His only race where he could consider himself truly unlucky was in Monaco. The Finn qualified sixth and made a good start to the race to be running third. Unfortunately his race unravelled during a safety car period, when the Marussia of Max Chilton hit him while un-lapping himself that gave the Ferrari a puncture and resulted on a pointless afternoon.
Silverstone was the worst weekend for the Finn, starting low down and then crashing violently on the Wellington Straight on the opening lap after running wide exiting the Loop. He was lucky to escape serious injury in the vicious looking crash, and only missed the following test session at the same track while he recuperated.
As for Alonso, he is the only driver to have scored points in every race in 2014, and has more than often got the best out of the Ferrari where Raikkonen hasn’t. He has only missed out on reaching the final part of qualifying once, and that was at Silverstone where both Ferrari’s were caught out by the changeable weather conditions in the first part of the session.
He took a well earned podium finish in China, finishing the best of the rest behind the Mercedes duo of Lewis Hamilton and Nico Rosberg, but his best result came in Hungary when he was leading until a couple of laps from the end but was helpless to resist the attack from Daniel Ricciardo, who on fresher tyres was able to take the victory in his Red Bull. He was also good in Austria, and was in the final stint one of the quickest drivers on track, and finished just a few seconds shy of a podium in fifth.
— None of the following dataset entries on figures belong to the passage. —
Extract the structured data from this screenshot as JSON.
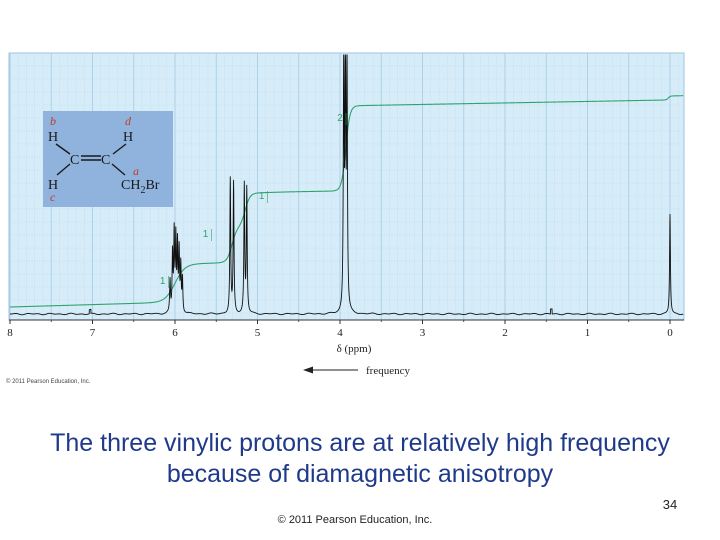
{
  "chart_data": {
    "type": "line",
    "xlabel": "δ (ppm)",
    "x_ticks": [
      "8",
      "7",
      "6",
      "5",
      "4",
      "3",
      "2",
      "1",
      "0"
    ],
    "xlim": [
      8,
      0
    ],
    "x_reversed": true,
    "arrow_label": "frequency",
    "peaks": [
      {
        "ppm": 5.98,
        "label": "1",
        "integral": 1
      },
      {
        "ppm": 5.29,
        "label": "1",
        "integral": 1
      },
      {
        "ppm": 5.14,
        "label": "1",
        "integral": 1
      },
      {
        "ppm": 3.93,
        "label": "2",
        "integral": 2
      },
      {
        "ppm": 0.0,
        "label": "",
        "integral": 0
      }
    ],
    "colors": {
      "background": "#d6ecf8",
      "grid": "#a9cfe6",
      "integral": "#2ea36b",
      "spectrum": "#111111"
    }
  },
  "molecule": {
    "labels": {
      "b": "b",
      "d": "d",
      "a": "a",
      "c": "c"
    },
    "H": "H",
    "C": "C",
    "ch2br_ch": "CH",
    "ch2br_sub": "2",
    "ch2br_br": "Br",
    "colors": {
      "box": "#8fb3dc",
      "label": "#c0392b"
    }
  },
  "figure_copyright": "© 2011 Pearson Education, Inc.",
  "caption": {
    "line1": "The three vinylic protons are at relatively high frequency",
    "line2": "because of diamagnetic anisotropy"
  },
  "slide_number": "34",
  "footer_copyright": "© 2011 Pearson Education, Inc."
}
Expectations at Ferrari are always sky high, as they should be in a team with one of the biggest budgets in F1. This year, they have fallen short of their targets so far, and with the pace of the Williams team as it is right now, they will be lucky to keep hold of their third place in the championship standings.
We all know Alonso will keep pushing until the very end; his never give up attitude has been seen time after time. As for Raikkonen, small signs of improvement have been evident in the past couple of races, but he still finds himself well behind his Spanish team-mate. Motivation has been an issue in the past for the Finn, but right now he believes he has not lost any of his speed and expects to improve further when he finally gets on top of his car.
Spa is next for Raikkonen and Ferrari, a track that the Finnish driver usually excels on. It will be a good indication about just how far he has come to terms with the car and if all the positive vibes coming from the Finn are genuine or just words to stop people speculating over his future. Both Ferrari drivers are under contract for 2015, but both remain linked to other drives, or in Raikkonen’s case, retirement, to be replaced by Marussia driver Jules Bianchi. If motivation IS the cause of Raikkonen’s apparent loss of speed, then retirement is entirely possible.